- 2021/06/07 掲載
東京商工リサーチ、2021年(1-5月)の「飲食業の倒産動向」調査結果を発表
緊急事態宣言の再延長や、まん延防止等重点措置実施が続く。緊急事態宣言下では、休業・時短営業や酒類提供の停止等が要請されている。
「酒場・ビヤホール(居酒屋)」では倒産が69件発生し、このうち新型コロナ関連倒産は43件と6割以上(構成比62.3%)を占めた。酒類提供が制限され、来店客の減少や客単価の低下などで売上が落ち込み、厳しい状況に置かれている。
コロナ禍でインバウンド需要の消失や外出自粛、在宅勤務の広がりに加え、酒類販売の停止など、経営環境の激変が1年以上続き、飲食業界の見通しは厳しい状況が続いている。
飲食業は規模により、初期投資や人員採用が比較的少なく済み、小・零細規模の企業も多い。また、自治体や金融機関からの創業支援もあり、過小資本での創業も少なくない。それだけに経営体力がぜい弱な企業も多いが、持続化給付金などで一時的に救済された事業者も少なくない。だが、長引くコロナ禍で体力の疲弊が進み、今後は息切れの懸念が強まっている。
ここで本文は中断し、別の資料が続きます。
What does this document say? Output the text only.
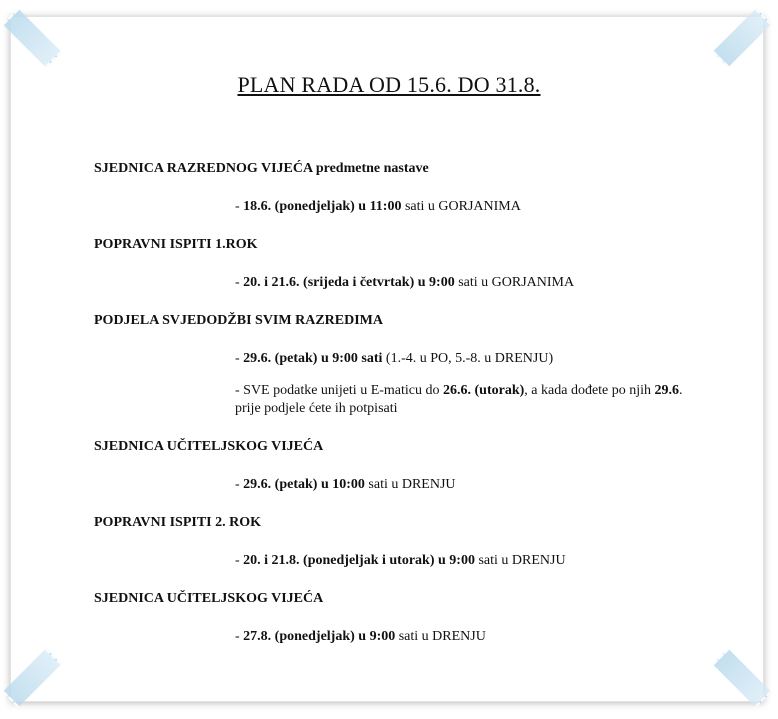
PLAN RADA OD 15.6. DO 31.8.

SJEDNICA RAZREDNOG VIJEĆA predmetne nastave

- 18.6. (ponedjeljak) u 11:00 sati u GORJANIMA

POPRAVNI ISPITI 1.ROK

- 20. i 21.6. (srijeda i četvrtak) u 9:00 sati u GORJANIMA

PODJELA SVJEDODŽBI SVIM RAZREDIMA

- 29.6. (petak) u 9:00 sati (1.-4. u PO, 5.-8. u DRENJU)

- SVE podatke unijeti u E-maticu do 26.6. (utorak), a kada dođete po njih 29.6. prije podjele ćete ih potpisati

SJEDNICA UČITELJSKOG VIJEĆA

- 29.6. (petak) u 10:00 sati u DRENJU

POPRAVNI ISPITI 2. ROK

- 20. i 21.8. (ponedjeljak i utorak) u 9:00 sati u DRENJU

SJEDNICA UČITELJSKOG VIJEĆA

- 27.8. (ponedjeljak) u 9:00 sati u DRENJU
※本調査は、日本産業分類の「飲食業」(「食堂,レストラン」「専門料理店」「そば・うどん店」「すし店」「酒場,ビヤホール」「バー,キャバレー,ナイトクラブ」「喫茶店」「その他の飲食店」「持ち帰り飲食サービス業」「宅配飲食サービス業」)の2021年1-5月の倒産を集計、分析した。
■新型コロナ関連倒産がほぼ半数
2021年(1-5月)の「飲食業」倒産は270件(前年同期比15.6%減)だった。2020年1-5月は人手不足による人件費上昇で倒産が増加。一方、2021年1-5月は新型コロナウイルス感染拡大に伴う制度融資や持続化給付金、協力金などの資金繰り支援が奏功し、倒産は抑制されてきた。
ただ、飲食業倒産に占める新型コロナ関連倒産の構成比は、1月43.3%、2月35.1%、3月43.6%、4月53.7%、5月49.0%と、高い水準で推移している。
飲食業は、経営体力がぜい弱な小・零細企業が多いだけに、外出自粛や時短営業、休業要請による売上減少などで、時間の経過とともに新型コロナウイルス感染拡大の影響は深刻さを増している。